President Donald Trump has been talking about "extreme vetting" of foreign refugees entering the country since last year's presidential campaign. But now we may be getting a clearer definition of exactly what he meant. A new report in the Wall Street Journal outlines possible tougher vetting procedures under consideration by the Trump administration. Those procedures include asking people to turn over cell phones and social media passwords, and even an ideological test to see if someone shares American values.
These measures may prove controversial, but counterterrorism expert and former FBI agent James Conway, president of Global Intelligence Strategies, believes they are necessary. "In a world where trucks are being driven into shoppers and women and children nearly on a weekly basis throughout the western world, I think it's just common sense that we do some extreme vetting," says Conway.

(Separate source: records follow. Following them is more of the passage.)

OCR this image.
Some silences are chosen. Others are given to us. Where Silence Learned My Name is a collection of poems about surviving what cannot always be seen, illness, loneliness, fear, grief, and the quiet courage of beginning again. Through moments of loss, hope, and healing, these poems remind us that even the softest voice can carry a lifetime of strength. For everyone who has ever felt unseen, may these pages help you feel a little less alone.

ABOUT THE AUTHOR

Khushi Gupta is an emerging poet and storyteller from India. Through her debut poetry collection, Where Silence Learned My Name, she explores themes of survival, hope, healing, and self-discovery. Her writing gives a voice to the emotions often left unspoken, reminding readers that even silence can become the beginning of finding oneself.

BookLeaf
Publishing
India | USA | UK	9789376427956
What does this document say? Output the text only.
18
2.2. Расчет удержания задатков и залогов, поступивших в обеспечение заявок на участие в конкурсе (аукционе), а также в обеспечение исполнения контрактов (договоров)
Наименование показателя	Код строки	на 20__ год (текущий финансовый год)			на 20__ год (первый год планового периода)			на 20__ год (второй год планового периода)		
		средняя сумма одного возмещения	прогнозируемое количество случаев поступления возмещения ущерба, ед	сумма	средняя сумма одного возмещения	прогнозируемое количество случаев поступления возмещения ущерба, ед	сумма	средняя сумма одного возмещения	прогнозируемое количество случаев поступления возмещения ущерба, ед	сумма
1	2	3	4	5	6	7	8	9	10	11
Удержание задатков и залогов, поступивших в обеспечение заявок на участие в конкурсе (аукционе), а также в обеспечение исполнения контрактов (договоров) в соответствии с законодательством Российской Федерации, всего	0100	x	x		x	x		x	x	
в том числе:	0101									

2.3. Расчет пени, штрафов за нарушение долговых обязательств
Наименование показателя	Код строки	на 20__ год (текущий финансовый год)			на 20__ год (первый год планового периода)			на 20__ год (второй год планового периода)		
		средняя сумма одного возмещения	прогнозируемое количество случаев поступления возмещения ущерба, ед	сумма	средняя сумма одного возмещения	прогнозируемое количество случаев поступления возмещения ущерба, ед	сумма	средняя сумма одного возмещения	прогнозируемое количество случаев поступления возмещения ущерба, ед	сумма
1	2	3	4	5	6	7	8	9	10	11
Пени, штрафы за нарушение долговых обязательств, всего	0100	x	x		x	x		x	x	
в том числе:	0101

Conway doesn't believe that asking about people's values is much different from the information we currently seek on foreign travelers. "I mean, we ask people for their place of birth, their date of birth, we ask them for their social security number," he says. "When I apply for visas as I travel about the world to go to foreign countries, I have to provide all kinds of personal data."
Beyond the ideology test, demanding the cell phones and social media passwords of unknown foreign nationals entering the country is also legitimate for counterterrorism, according to Conway. "That gives the intelligence community and immigration folks a chance to drill down and connect those possible dots, and determine if somebody is a problem or could represent a threat to our national security," he says.